Edmée Chandon, première Française astronome
En 1912, Edmée Chandon entre à l’Observatoire de Paris comme aide astronome. C’est la première femme à y obtenir un poste officiel. La presse s’en réjouit.
En mars 1912, de nombreux journaux publient la nouvelle : une femme vient d’être nommée à l’Observatoire de Paris.
« Par arrêté en date du 28 février dernier, Mlle Edmée Chandon a été nommée aide astronome et attachée, à dater du 1er mars, à l'Observatoire de Paris.
Cette jeune femme, la première qui soit admise officiellement comme astronome dans un observatoire français, – Mlle Dorothée Klumpke avait été simplement autorisée à faire de l’astronomie à l'Observatoire –, est née à Paris d'un père parisien et d'une mère lorraine, appartenant à une vieille famille universitaire. »
En novembre 1908, Edmée Chandon est reçue première à l’agrégation de mathématiques et comme le remarque Le XIXe siècle, « elle aurait pu se faire une place brillante dans l'enseignement, mais une vocation manifestée dès l'enfance l'attirait vers l'astronomie ».
« Au mois d'octobre suivant, elle obtenait d'entrer comme stagiaire à l'Observatoire de Paris, où ses aptitudes très marquées et l'activité dont elle fit preuve au service méridien en tant qu’observateur de jour lui ont valu, sur la proposition unanime du conseil de l'Observatoire, la nomination d’aide-astronome. »
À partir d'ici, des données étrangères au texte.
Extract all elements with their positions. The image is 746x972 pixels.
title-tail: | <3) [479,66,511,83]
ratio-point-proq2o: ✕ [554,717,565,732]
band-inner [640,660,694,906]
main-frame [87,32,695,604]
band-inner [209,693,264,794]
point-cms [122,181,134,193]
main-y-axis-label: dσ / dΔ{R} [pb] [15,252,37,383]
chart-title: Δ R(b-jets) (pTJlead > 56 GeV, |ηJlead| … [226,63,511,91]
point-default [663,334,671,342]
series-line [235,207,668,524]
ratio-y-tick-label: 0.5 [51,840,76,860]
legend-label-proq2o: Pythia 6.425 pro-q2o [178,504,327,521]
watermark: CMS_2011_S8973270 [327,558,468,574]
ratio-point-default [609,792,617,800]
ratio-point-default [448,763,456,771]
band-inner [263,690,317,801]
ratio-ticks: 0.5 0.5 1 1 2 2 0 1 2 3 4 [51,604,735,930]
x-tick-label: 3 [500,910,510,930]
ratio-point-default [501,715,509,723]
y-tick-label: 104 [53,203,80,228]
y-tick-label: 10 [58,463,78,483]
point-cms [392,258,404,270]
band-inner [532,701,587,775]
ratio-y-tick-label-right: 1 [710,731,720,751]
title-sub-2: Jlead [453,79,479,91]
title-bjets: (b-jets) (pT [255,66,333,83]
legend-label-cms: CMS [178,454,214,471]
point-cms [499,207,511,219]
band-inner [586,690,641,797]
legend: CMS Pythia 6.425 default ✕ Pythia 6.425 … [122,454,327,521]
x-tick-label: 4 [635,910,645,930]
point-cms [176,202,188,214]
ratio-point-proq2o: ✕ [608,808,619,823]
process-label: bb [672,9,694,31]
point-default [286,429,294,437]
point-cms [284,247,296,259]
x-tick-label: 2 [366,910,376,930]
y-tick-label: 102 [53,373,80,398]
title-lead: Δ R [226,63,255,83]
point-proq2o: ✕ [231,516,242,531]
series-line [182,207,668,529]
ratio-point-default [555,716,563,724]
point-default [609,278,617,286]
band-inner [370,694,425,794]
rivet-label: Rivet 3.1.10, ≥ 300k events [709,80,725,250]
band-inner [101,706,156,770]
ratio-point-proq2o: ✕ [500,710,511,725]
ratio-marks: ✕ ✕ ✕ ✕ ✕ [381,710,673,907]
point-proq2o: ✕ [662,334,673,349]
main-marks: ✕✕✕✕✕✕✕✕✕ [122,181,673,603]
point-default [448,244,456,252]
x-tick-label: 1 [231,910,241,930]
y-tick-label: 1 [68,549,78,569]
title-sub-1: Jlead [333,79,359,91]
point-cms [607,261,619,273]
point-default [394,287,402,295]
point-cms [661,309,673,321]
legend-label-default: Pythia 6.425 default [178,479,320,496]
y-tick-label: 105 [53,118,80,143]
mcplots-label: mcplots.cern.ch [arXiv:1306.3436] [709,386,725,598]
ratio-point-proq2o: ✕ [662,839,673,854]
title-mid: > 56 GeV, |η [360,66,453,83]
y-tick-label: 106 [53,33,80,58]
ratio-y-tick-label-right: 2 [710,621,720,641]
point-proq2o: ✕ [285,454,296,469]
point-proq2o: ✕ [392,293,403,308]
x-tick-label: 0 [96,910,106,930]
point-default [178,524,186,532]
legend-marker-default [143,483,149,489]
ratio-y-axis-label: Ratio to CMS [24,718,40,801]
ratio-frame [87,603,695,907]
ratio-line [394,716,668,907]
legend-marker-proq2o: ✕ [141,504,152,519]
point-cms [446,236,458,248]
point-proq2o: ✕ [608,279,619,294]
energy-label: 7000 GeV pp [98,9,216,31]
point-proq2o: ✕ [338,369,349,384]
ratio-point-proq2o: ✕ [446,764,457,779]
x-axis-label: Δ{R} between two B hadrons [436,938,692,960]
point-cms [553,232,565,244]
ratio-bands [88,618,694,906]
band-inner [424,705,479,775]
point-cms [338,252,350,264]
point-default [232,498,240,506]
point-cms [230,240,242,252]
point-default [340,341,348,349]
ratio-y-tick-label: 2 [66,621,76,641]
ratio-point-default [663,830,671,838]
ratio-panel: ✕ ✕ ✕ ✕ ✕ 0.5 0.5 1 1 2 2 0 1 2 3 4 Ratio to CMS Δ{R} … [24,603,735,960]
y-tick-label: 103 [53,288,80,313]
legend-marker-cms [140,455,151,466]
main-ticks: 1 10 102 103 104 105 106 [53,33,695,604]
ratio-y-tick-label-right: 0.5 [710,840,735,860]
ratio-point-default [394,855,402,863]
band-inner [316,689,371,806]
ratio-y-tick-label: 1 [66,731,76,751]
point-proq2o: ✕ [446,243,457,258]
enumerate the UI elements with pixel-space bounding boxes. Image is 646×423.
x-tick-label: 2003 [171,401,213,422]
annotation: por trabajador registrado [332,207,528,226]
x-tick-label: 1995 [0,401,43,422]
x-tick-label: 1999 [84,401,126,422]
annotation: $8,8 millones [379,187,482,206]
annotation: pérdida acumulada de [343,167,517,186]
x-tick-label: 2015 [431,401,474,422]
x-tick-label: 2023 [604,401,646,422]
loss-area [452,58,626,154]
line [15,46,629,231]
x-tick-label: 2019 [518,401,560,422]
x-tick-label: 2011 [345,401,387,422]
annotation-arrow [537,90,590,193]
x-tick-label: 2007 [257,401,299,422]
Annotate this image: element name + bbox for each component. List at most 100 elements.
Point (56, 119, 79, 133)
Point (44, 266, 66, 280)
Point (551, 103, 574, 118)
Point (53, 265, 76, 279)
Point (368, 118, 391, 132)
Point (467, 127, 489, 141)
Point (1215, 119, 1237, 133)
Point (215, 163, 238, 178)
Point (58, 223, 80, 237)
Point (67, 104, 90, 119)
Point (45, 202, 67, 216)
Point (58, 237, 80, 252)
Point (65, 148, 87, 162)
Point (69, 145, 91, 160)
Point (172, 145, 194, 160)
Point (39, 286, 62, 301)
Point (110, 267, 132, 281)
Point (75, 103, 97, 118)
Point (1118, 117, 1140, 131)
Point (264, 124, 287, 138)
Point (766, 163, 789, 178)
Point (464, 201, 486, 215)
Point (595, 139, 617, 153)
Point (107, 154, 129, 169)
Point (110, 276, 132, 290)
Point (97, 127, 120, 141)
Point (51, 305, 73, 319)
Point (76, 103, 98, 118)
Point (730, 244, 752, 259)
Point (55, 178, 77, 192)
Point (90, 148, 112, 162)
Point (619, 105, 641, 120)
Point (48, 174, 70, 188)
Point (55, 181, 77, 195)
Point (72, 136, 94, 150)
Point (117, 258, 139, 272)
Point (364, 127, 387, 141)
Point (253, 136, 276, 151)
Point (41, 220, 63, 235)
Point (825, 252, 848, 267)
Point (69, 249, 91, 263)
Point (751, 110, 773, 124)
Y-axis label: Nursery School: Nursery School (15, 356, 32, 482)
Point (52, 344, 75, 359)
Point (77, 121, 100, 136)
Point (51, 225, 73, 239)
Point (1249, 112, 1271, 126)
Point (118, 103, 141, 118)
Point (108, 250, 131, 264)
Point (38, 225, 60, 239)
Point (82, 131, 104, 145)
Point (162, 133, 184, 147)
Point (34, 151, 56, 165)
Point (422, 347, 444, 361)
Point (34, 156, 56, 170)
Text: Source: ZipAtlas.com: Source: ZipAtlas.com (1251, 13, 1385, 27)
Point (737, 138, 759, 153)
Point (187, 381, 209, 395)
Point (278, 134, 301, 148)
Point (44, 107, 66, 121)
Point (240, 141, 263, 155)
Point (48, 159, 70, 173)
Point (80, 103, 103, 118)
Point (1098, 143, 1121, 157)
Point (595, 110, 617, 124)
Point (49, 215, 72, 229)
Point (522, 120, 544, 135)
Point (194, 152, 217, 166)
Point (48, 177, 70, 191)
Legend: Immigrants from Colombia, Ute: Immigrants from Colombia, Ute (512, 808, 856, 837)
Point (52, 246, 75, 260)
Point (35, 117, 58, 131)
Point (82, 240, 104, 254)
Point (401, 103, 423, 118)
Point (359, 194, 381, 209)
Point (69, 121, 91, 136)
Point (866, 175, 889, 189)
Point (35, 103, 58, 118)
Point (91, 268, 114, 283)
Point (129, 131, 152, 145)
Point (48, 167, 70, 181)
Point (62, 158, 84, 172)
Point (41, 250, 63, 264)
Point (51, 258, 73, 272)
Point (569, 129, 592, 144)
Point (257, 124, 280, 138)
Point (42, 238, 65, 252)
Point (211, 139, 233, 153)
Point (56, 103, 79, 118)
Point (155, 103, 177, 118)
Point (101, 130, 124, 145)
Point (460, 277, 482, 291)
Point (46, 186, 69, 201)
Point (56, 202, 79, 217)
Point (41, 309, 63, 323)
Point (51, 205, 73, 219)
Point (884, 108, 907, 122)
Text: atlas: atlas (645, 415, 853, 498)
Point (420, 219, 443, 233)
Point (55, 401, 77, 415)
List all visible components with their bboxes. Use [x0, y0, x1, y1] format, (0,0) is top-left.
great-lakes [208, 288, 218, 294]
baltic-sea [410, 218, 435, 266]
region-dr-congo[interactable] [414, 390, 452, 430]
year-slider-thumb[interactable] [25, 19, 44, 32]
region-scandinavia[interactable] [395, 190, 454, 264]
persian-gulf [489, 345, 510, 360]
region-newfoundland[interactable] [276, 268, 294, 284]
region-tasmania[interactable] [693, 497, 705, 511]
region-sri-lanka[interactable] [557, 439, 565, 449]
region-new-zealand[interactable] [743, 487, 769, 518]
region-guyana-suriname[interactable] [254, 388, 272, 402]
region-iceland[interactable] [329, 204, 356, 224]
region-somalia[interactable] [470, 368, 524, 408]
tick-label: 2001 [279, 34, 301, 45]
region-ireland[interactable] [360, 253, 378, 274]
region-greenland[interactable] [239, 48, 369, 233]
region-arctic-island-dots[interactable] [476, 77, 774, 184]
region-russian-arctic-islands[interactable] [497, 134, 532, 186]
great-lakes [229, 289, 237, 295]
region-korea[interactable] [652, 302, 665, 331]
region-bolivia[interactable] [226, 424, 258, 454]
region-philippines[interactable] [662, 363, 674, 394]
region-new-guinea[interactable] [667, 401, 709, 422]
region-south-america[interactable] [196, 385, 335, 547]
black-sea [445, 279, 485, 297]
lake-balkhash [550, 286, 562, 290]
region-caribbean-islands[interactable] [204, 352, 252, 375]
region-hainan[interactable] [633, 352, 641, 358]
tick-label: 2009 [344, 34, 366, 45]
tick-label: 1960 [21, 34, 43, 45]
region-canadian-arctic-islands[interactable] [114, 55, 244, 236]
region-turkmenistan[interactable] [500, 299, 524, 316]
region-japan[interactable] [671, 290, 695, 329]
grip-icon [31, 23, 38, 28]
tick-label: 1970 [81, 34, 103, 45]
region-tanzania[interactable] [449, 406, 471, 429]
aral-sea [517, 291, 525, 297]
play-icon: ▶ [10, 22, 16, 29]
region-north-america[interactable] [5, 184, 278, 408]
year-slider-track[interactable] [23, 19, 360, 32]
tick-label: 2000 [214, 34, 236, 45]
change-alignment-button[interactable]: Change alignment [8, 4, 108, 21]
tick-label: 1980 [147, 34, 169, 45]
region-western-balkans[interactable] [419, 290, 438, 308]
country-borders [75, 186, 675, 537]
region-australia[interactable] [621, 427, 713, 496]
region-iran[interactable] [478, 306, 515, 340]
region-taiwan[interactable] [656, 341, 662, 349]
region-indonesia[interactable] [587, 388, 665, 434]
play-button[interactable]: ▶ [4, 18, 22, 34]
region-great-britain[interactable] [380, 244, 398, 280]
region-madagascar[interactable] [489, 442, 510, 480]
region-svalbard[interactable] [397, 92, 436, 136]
La nouvelle réjouit la plupart des observateurs qui y voient, comme L’Aurore, une « nouvelle victoire féministe ». Pour Le Petit Troyen, « les féministes sont dans la joie ».
« UNE ASTRONOME – Pourquoi pas ?
La femme médecin, la femme avocat, la femme professeur, la femme artiste ont au milieu de nous leur place faite, et qui s'élargit tous les jours ; pourquoi ne saluerait-on pas avec respect l’installation d'une jeune femme astronome à l’Observatoire de Paris ?
D’autant que cette place-là n’est pas à la portée de toutes les ambitions, et que, pour l'occuper, il faut être tout de même un peu plus qu’une personne laborieuse et avisée...
Mlle Edmée Chandon possède ses deux baccalauréats, son diplôme de licence mathématique, brillamment conquis, et enfin, elle a été reçue, il y a trois ans, première au concours d’agrégation de mathématiques !
Voilà des titres. Mlle Edmée Chandon prépare son doctorat. »
Le Journal note de son côté l’ironie de deux nouvelles qui s’entrechoquent : Edmée Chandon est nommée à l’Observatoire de Paris au moment où le dramaturge Maurice Donnay célèbre Molière, qui n’aimait pas les femmes savantes.
« Pourquoi Molière n’aimait-il pas les dames qui s’intéressent aux étoiles ? […]
La vérité semble bien que Molière regardait la femme comme un être essentiellement destiné à faire de la soupe et des enfants. Sortie de là, elle devient rapidement nuisible et insupportable. »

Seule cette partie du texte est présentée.